EA: “As you know, I do not have an abundance of time. Please, let us get on with it.”

GD: “Of course Mr. Poe. I’m sure you have worms and such to attend to. Do you agree that a man is the son of his work?”

EA: “Yes I do. The reverse is also true. My work is both my creation and creator.”

GD: (Digger shudders) “If you say so. Your work represents madness, and subjects most morose in nature. What does that make you?”

EA: “A son whose life was snuffed out too soon. A son whose experiences colored his writing. An honest son, whose work reflected the mistreatment of men by those who perceived their high station granted them the right to do so. The vain and boastful Fortunato for instance. Do you not agree the world is a better place without his narcissistic ilk?”

GD: “The Cask Of Amontillado, one of my favorite tales, as it touches on the interment of the living. Fortunato was a blowhard and a braggart. However, there are those lily-livered dandies who feel Montressor’s treatment of him harsh.”

EA: “I believe the vile deserve a vile ending. What of poor Hop-Frog whose very name was taken from him? Forced to entertain the King and his advisors. Was setting them alight to brutal a punishment.

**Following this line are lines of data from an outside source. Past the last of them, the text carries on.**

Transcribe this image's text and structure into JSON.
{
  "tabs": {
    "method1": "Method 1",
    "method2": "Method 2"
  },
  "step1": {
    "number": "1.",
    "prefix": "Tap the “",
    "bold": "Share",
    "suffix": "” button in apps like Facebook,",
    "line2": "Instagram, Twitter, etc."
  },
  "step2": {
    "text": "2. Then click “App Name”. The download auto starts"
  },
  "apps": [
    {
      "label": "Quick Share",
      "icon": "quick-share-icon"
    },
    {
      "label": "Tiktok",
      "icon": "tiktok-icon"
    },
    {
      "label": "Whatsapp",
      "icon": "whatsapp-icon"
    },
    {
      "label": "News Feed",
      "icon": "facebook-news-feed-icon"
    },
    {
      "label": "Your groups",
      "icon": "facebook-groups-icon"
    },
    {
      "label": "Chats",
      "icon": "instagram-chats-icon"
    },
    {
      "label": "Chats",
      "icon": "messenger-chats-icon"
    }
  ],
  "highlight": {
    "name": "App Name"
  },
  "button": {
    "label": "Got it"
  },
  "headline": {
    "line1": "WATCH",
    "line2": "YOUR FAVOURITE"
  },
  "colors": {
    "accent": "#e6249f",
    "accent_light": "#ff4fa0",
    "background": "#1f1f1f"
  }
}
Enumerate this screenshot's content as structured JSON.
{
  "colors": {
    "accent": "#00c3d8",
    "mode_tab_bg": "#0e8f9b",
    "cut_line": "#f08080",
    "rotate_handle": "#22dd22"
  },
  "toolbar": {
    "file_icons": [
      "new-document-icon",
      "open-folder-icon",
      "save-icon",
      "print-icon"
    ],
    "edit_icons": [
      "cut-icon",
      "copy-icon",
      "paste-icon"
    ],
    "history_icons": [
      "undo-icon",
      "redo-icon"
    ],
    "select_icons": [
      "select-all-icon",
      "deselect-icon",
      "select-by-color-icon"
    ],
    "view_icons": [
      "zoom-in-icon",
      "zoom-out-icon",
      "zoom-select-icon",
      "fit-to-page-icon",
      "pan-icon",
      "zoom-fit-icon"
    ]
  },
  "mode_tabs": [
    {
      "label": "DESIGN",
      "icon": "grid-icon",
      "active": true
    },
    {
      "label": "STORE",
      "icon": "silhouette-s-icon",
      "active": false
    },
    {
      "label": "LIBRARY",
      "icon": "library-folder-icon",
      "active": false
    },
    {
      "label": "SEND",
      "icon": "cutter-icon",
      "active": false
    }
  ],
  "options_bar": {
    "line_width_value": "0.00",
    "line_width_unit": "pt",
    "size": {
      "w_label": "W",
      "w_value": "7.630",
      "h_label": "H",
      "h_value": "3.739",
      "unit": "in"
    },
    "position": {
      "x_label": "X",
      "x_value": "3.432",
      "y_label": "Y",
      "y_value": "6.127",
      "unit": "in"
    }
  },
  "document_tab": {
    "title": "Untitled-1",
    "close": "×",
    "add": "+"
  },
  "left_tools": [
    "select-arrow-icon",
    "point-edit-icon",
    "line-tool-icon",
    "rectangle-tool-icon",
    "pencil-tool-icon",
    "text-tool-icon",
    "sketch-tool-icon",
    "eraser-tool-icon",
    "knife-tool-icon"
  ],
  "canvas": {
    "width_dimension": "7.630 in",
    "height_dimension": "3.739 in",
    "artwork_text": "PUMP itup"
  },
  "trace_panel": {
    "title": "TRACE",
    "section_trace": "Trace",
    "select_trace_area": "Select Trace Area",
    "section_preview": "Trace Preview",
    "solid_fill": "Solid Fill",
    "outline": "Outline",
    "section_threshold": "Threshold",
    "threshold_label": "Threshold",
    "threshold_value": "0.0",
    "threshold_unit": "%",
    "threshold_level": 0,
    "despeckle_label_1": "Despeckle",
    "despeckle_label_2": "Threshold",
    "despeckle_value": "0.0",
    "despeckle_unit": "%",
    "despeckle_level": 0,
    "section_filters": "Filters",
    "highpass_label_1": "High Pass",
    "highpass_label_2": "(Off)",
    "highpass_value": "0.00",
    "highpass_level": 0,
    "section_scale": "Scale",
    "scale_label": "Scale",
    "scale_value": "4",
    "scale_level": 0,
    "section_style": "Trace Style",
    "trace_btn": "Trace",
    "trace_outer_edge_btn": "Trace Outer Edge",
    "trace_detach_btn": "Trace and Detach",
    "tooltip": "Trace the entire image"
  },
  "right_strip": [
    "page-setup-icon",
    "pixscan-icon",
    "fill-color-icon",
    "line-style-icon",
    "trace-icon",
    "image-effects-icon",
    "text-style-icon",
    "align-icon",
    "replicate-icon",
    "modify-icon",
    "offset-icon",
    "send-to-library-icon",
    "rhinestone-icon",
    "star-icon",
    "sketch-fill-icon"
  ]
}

I think not. In Masque of The Red Death, Prince Prospero flaunts his wealth, lords it over his realm even as his loyal subjects die in streets of the plague. Is it not poetic justice that plague, attends his most magnificent party of the season, killing all in attendance?”

GD: “Ye’ll get no argument from this quarter. The punishment should equal the injustice.”

EA: “Precisely.”

GD: “You mentioned poetic justice. Can we talk about The Raven? What caused you to write a poem about a man mourning the loss of his love?”

EA: ‘I chose this topic because the death of a beautiful woman is unquestionably the most poetic topic in the world.”

GD: “Some think the raven represents the devil.”

EA: (A harsh laugh) “What do those fools know? The Raven symbolizes a mournful and never-ending remembrance. The death of a flower before the frost, of a love no matter how sincere the heart, that can never be received by the intended.”

GD: “What of the prophetic nature of the poem itself? Two years later you found yourself sitting in that very chamber?”

EA: (Turns his head away.) “Those were dark days to be sure.” (his brooding gaze shines in the dark) “I believe my train is boarding.”

GD: “But you yourself, called the Raven a prophet.”

EA: “I imply it may be an Angel, and a thing of evil, bird or devil, do not impose upon my good nature.”

With a rustle of dry leaves he is gone.

GD: “I’m sorry, I didn’t mean anger you. Will you come back.” (An obsidian feather drifts to rest at Diggers feet, he picks it up) “I guess this is all the answer I’ll get. That was rather abrupt, but all good things must come to a timely finish, lest they wear out their welcome.

I’ll leave you with a quotation of my choosing today. This one comes from Charles Bukowski, The People Look Like Flowers at Last

“You have to die a few times before you can really live.”

I’ll see you worm-riddled, skirt-wearers next Friday.